Appare esemplare la proposta in materia di legittima difesa e furti. La linea di politica criminale sottesa alla proposta si caratterizza, per una irragionevole ipervalutazione del patrimonio, a scapito essenzialmente di diritti fondamentali dell’individuo, compresa la vita e l’incolumità.

Nella formulazione originaria del codice penale – sì, proprio quella del codice Rocco! – la disciplina della legittima difesa contemperava in modo equilibrato la tutela con l’esigenza che la condotta della vittima, a difesa di un bene personale o patrimoniale, si mantenesse nei limiti di una reazione necessitata dall’impossibilità di rivolgersi all’autorità, nonché, sottolineo, proporzionata.
Sempre su iniziativa leghista, questo equilibrio era già stato alterato dalla riforma del 2006 che, nell’ambito di aggressioni realizzate in un contesto domiciliare (o in contesti a questo equiparati), aveva ampliato gli spazi della legittima difesa, in particolare in relazione alla tutela di beni patrimoniali, riducendo significativamente il potere discrezionale del giudice nella valutazione della proporzione tra aggressione e difesa.

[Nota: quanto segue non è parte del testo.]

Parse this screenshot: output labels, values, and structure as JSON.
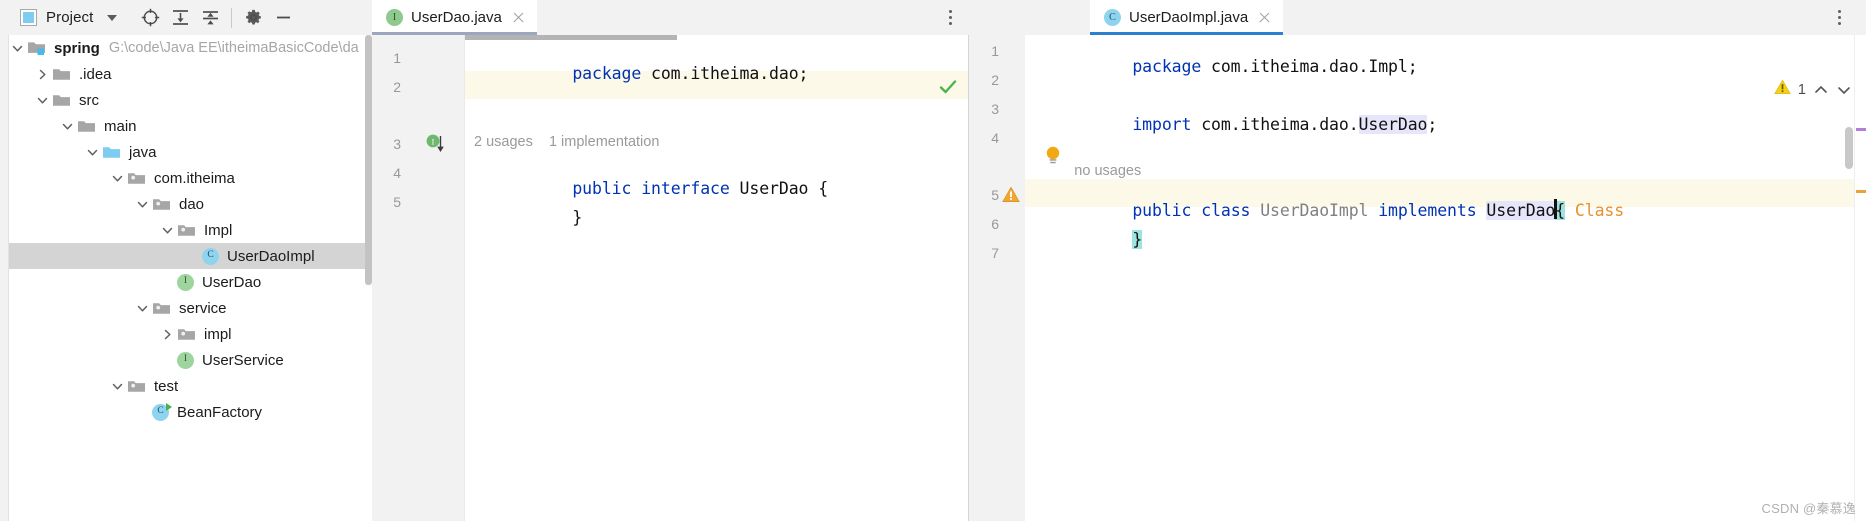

L’attuale proposta amplia ancor più lo spazio applicativo della legittima difesa. Manca ogni riferimento alla proporzione, che non può essere dedotto da un implicito richiamo alla necessità. Si tratta, infatti, di requisiti che vanno distintamente evidenziati, essendo strutturalmente e funzionalmente diversi: all’interno di una situazione necessitata, può ben esservi una reazione sproporzionata. Senza il riferimento esplicito alla proporzione passa il messaggio della legittimità di qualsiasi, irragionevole reazione, anche a scapito della vita, per tutelare il patrimonio!
Va anche precisato che, al di là di ogni proclama demagogico, qualsiasi disciplina innovativa non potrà mai evitare che la vittima di un’aggressione sia indagata qualora l’aggressore sia ferito o ucciso, dal momento che dovranno comunque essere accertati gli elementi del fatto, in base all’art.112 Cost. ancora vigente.

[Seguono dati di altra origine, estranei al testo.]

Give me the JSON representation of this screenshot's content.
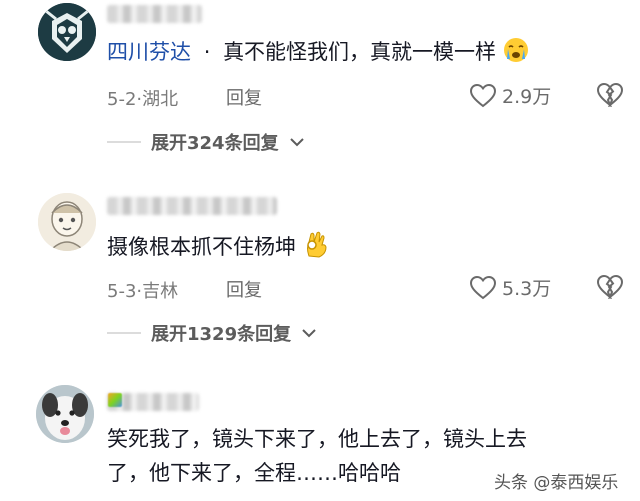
{
  "comments": [
    {
      "tag": "四川芬达",
      "separator": "·",
      "text": "真不能怪我们，真就一模一样",
      "emoji": "crying-emoji",
      "date": "5-2",
      "location": "湖北",
      "reply": "回复",
      "likes": "2.9万",
      "expand": "展开324条回复"
    },
    {
      "text": "摄像根本抓不住杨坤",
      "emoji": "ok-hand-emoji",
      "date": "5-3",
      "location": "吉林",
      "reply": "回复",
      "likes": "5.3万",
      "expand": "展开1329条回复"
    },
    {
      "text_line1": "笑死我了，镜头下来了，他上去了，镜头上去",
      "text_line2": "了，他下来了，全程……哈哈哈"
    }
  ],
  "meta_separator": "·",
  "watermark": "头条 @泰西娱乐",
  "colors": {
    "tag": "#1f4fa8",
    "meta": "#7a7a7a",
    "text": "#161823"
  }
}
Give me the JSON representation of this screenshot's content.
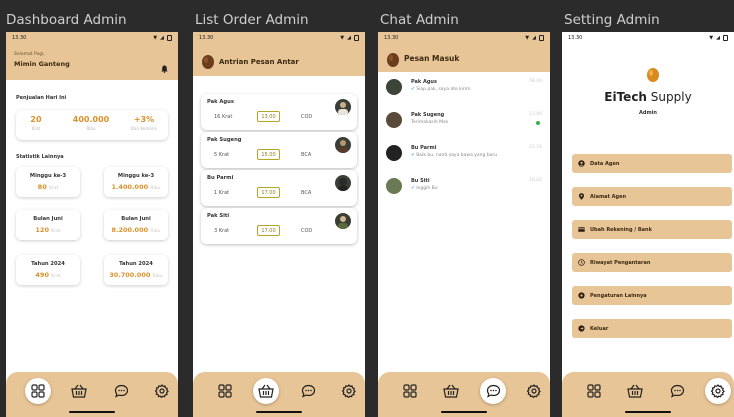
{
  "statusbar": {
    "time": "13.30"
  },
  "dashboard": {
    "panel_title": "Dashboard Admin",
    "greeting": "Selamat Pagi,",
    "user_name": "Mimin Ganteng",
    "sales_title": "Penjualan Hari Ini",
    "sales": [
      {
        "value": "20",
        "unit": "Krat"
      },
      {
        "value": "400.000",
        "unit": "Ribu"
      },
      {
        "value": "+3%",
        "unit": "Dari Kemarin"
      }
    ],
    "stats_title": "Statistik Lainnya",
    "stats": [
      {
        "title": "Minggu ke-3",
        "value": "80",
        "unit": "Krat"
      },
      {
        "title": "Minggu ke-3",
        "value": "1.400.000",
        "unit": "Ribu"
      },
      {
        "title": "Bulan Juni",
        "value": "120",
        "unit": "Krat"
      },
      {
        "title": "Bulan Juni",
        "value": "8.200.000",
        "unit": "Ribu"
      },
      {
        "title": "Tahun 2024",
        "value": "490",
        "unit": "Krat"
      },
      {
        "title": "Tahun 2024",
        "value": "30.700.000",
        "unit": "Ribu"
      }
    ]
  },
  "orders": {
    "panel_title": "List Order Admin",
    "header": "Antrian Pesan Antar",
    "items": [
      {
        "name": "Pak Agus",
        "qty": "16 Krat",
        "time": "13.00",
        "payment": "COD"
      },
      {
        "name": "Pak Sugeng",
        "qty": "5 Krat",
        "time": "15.00",
        "payment": "BCA"
      },
      {
        "name": "Bu Parmi",
        "qty": "1 Krat",
        "time": "17.00",
        "payment": "BCA"
      },
      {
        "name": "Pak Siti",
        "qty": "3 Krat",
        "time": "17.00",
        "payment": "COD"
      }
    ]
  },
  "chat": {
    "panel_title": "Chat Admin",
    "header": "Pesan Masuk",
    "items": [
      {
        "name": "Pak Agus",
        "message": "Siap pak, saya ate kirim",
        "time": "08.00",
        "read": true,
        "unread": false
      },
      {
        "name": "Pak Sugeng",
        "message": "Terimakasih Mas",
        "time": "13.00",
        "read": false,
        "unread": true
      },
      {
        "name": "Bu Parmi",
        "message": "Baik bu, nanti saya bawa yang baru",
        "time": "15.16",
        "read": true,
        "unread": false
      },
      {
        "name": "Bu Siti",
        "message": "Inggih Bu",
        "time": "18.02",
        "read": true,
        "unread": false
      }
    ]
  },
  "settings": {
    "panel_title": "Setting Admin",
    "brand_bold": "EiTech",
    "brand_light": " Supply",
    "role": "Admin",
    "menu": [
      {
        "label": "Data Agen",
        "icon": "user-icon"
      },
      {
        "label": "Alamat Agen",
        "icon": "location-pin-icon"
      },
      {
        "label": "Ubah Rekening / Bank",
        "icon": "card-icon"
      },
      {
        "label": "Riwayat Pengantaran",
        "icon": "history-icon"
      },
      {
        "label": "Pengaturan Lainnya",
        "icon": "gear-icon"
      },
      {
        "label": "Keluar",
        "icon": "logout-icon"
      }
    ]
  },
  "nav": [
    "dashboard-nav",
    "orders-nav",
    "chat-nav",
    "settings-nav"
  ]
}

L’altra parte della riforma riguarda l’inasprimento del già durissimo trattamento sanzionatorio previsto per furto in abitazione e scippo: la proposta leghista dispone la reclusione da cinque ad otto anni e, per le ipotesi aggravate, la reclusione da sei a dieci anni. Siamo veramente oltre i limiti della ragionevolezza, se paragoniamo queste sanzioni con quelle, inferiori, previste per la tutela di beni di significatività notevolmente maggiore rispetto al patrimonio. Penso all’omicidio colposo, alle lesioni dolose aggravate, all’associazione per delinquere, all’incendio, all’abbandono di persone minori o incapaci, al sequestro di persona, al crollo di costruzioni o altri disastri dolosi, allo stalking e alla violenza sessuale.
A ciò si aggiunga anche l’esclusione dell’applicabilità di misure alternative alla detenzione .

Rispetto alla riforma in materia di furti, l’aspirante legislatore vuole lasciare intendere che sia la vigente normativa, presuntamente poco severa, la causa del ricorrere del fenomeno e non, piuttosto, l’aggravarsi del disagio legato a tossicodipendenza, emarginazione, disoccupazione, espressivo del sempre più deciso – ed irresponsabile – abbandono di quell’ordine sociale equo e razionale alla cui realizzazione mirava l’ideale dello stato sociale di diritto. Ma questo è un addebito da muovere anche a quella classe politica che già da anni ha disatteso le aspettative di umanità e solidarietà tanto diffuse.